Given the importance of liver fat in the modulation of COVID‐19 infection and progression, it stands to reason that in addition to current therapeutic options, management plans should include targeted options that address reductions in liver fat. Lifestyle interventions and investigational therapies, such as fibroblast growth factor 19 analogues and selective thyroid hormone receptor‐β agonists, are potential adjunctive therapies that may specifically benefit patients with NAFLD in the fight against COVID‐19.
Limitations of Current Research
The current research is, however, far from being conclusive because some authors suggest no direct association between NAFLD and COVID‐19 severity/outcomes. 19 However, these studies are somewhat limited by their sample size and coverage, potentially limiting their generalizability.

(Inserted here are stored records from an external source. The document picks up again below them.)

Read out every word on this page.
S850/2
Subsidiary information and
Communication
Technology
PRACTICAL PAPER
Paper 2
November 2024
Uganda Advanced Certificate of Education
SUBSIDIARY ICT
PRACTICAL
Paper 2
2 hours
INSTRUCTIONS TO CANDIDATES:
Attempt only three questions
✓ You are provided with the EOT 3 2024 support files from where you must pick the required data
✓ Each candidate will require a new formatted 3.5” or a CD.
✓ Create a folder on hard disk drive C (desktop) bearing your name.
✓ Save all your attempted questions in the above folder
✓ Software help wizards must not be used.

They are also unable to adequately account for potential confounders, including treatment and other severity markers of early‐stage COVID‐19 infections. In contrast, many clinical studies link NAFLD with poor clinical outcomes, most of which use serological measures (i.e., hepatic steatosis index and Fibrosis‐4 score) that already contain independent predictors (BMI and age, for example) of COVID‐19 severity, which introduces confounding that likely exaggerates any association between NAFLD and COVID‐19 severity/outcomes. It is therefore imperative for future studies evaluating the true association between NAFLD and COVID‐19 severity/outcomes to consider using an independent definition of NAFLD, such as gold standard liver biopsy.
Conclusion
In summary, the current scientific evidence strongly suggests that NAFLD significantly increases the risk for acquiring SARS‐CoV‐2 infection, as well as the risk for severe and progressive infection. In lieu of current knowledge, prevention and management strategies should incorporate interventions that reduce hepatic fat content. More prospective studies that use independent measures of NAFLD are, however, needed to validate currently reported associations.